Early Infant Feeding and Body Composition In Pre-School Children
Alex K. Anderson, Christina Whitworth and Marina A. Tandoh
Department of Foods and Nutrition, The University of Georgia, Athens, Georgia
Abstract: Objective: The purpose of this study was to examine the association between early infant feeding and childhood adiposity.
Method: This was a cross-sectional study of 29 pre-school age (4 to 6 years) children and their mothers. Mothers were interviewed using a structured questionnaire to assess early infant feeding practices, while the children’s body composition was measured using the BOD POD Pediatric Option Body Composition System.

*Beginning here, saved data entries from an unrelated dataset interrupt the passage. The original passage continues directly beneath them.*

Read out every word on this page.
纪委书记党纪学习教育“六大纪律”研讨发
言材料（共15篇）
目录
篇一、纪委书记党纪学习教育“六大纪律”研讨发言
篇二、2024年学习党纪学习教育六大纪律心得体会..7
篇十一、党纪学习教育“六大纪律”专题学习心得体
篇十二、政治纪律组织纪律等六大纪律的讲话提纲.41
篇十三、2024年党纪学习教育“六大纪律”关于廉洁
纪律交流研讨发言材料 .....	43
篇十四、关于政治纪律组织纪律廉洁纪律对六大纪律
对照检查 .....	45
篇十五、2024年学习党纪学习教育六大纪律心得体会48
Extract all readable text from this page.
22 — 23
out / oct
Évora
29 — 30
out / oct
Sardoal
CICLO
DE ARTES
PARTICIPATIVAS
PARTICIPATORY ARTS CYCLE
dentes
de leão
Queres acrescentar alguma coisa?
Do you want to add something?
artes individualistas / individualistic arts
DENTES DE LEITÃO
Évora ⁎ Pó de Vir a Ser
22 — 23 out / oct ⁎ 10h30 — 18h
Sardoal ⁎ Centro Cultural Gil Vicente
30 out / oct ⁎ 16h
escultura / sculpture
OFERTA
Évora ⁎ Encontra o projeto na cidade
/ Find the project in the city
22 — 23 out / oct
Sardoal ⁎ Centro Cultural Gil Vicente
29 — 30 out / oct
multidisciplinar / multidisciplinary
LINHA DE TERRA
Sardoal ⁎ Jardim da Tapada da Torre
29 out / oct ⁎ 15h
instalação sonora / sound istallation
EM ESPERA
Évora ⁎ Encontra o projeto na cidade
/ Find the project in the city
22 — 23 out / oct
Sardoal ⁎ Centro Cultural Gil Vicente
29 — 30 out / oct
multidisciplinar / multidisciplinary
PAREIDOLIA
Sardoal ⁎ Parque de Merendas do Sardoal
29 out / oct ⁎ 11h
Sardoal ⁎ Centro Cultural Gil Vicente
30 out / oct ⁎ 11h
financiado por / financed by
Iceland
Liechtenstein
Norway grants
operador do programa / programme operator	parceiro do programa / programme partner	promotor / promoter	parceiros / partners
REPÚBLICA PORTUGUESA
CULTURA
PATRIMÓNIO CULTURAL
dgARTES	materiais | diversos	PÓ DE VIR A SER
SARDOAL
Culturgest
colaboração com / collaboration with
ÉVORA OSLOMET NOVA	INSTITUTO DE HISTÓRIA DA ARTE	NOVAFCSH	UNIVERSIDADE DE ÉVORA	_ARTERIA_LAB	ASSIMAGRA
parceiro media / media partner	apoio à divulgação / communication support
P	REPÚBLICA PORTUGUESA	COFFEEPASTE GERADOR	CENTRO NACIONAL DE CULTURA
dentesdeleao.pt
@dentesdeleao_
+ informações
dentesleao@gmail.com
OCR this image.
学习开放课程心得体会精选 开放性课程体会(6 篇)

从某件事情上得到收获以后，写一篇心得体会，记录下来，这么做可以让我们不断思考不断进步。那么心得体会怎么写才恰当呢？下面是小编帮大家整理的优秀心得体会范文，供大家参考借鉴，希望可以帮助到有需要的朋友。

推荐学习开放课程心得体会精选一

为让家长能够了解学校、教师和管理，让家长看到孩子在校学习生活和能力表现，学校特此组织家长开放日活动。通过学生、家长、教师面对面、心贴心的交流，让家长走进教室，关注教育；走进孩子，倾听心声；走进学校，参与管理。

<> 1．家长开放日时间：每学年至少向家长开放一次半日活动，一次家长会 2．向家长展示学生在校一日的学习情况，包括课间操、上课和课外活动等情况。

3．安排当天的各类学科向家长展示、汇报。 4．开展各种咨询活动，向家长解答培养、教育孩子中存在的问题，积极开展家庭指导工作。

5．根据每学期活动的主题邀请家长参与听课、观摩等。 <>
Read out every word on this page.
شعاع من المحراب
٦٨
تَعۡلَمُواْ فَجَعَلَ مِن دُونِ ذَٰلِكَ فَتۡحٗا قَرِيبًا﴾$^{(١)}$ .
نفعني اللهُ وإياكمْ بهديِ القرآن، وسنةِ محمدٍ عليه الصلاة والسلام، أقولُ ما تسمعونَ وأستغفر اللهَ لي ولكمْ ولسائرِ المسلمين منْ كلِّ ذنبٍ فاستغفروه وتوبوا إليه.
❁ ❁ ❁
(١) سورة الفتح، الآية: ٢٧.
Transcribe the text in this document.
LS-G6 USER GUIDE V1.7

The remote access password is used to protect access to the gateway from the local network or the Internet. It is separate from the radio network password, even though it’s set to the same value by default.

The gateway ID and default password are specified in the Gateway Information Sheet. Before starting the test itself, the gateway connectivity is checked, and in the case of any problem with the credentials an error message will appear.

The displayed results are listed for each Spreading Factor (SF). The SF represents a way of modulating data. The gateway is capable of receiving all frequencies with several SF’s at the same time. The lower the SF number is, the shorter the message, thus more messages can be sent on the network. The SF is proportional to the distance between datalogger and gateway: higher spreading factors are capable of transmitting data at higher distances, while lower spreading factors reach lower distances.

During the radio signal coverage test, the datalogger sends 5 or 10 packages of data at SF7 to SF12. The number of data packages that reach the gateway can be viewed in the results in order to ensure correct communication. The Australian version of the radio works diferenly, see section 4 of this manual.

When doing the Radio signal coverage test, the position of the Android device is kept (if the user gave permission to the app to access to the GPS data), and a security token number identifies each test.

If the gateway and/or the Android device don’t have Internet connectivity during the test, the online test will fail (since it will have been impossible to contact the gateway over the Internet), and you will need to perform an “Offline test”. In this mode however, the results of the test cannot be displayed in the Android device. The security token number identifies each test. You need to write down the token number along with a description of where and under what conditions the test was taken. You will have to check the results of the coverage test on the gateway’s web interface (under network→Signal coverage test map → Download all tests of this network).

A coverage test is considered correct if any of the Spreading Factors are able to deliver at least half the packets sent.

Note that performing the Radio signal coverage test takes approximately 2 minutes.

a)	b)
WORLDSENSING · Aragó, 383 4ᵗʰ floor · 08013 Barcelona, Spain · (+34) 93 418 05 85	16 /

Results: The mean age of the children was 4.9 ± 0.8 years, 82.8% Caucasian and 17.2% Black/African American, while 65.5% were female. None of the mothers reported alcohol consumption or smoking during the pregnancy with the child. Of the 29 children in the study, 41.4% were exclusively breastfed for at least 3 months, 48.3% mix-fed and 10.3% exclusively formula-fed. Although we found significant differences in BMI-for-age z-score (p = 0.033) and BMI-percentile-for-age (p = 0.023), there was no significant differences in fat mass and percent fat mass between the groups. Formula-fed children tended to have slightly higher fat-free mass and percent fat-free mass than both mix-fed and exclusively breastfed children although these differences were not statistically significant.
Conclusions: Our findings suggest that the direction of the association between early infant feeding and childhood obesity may be dependent on the indicators used to assess obesity.
Keywords: Adiposity, BOD POD, body composition, exclusive breastfeeding, mix-feeding, obesity, pre-school children.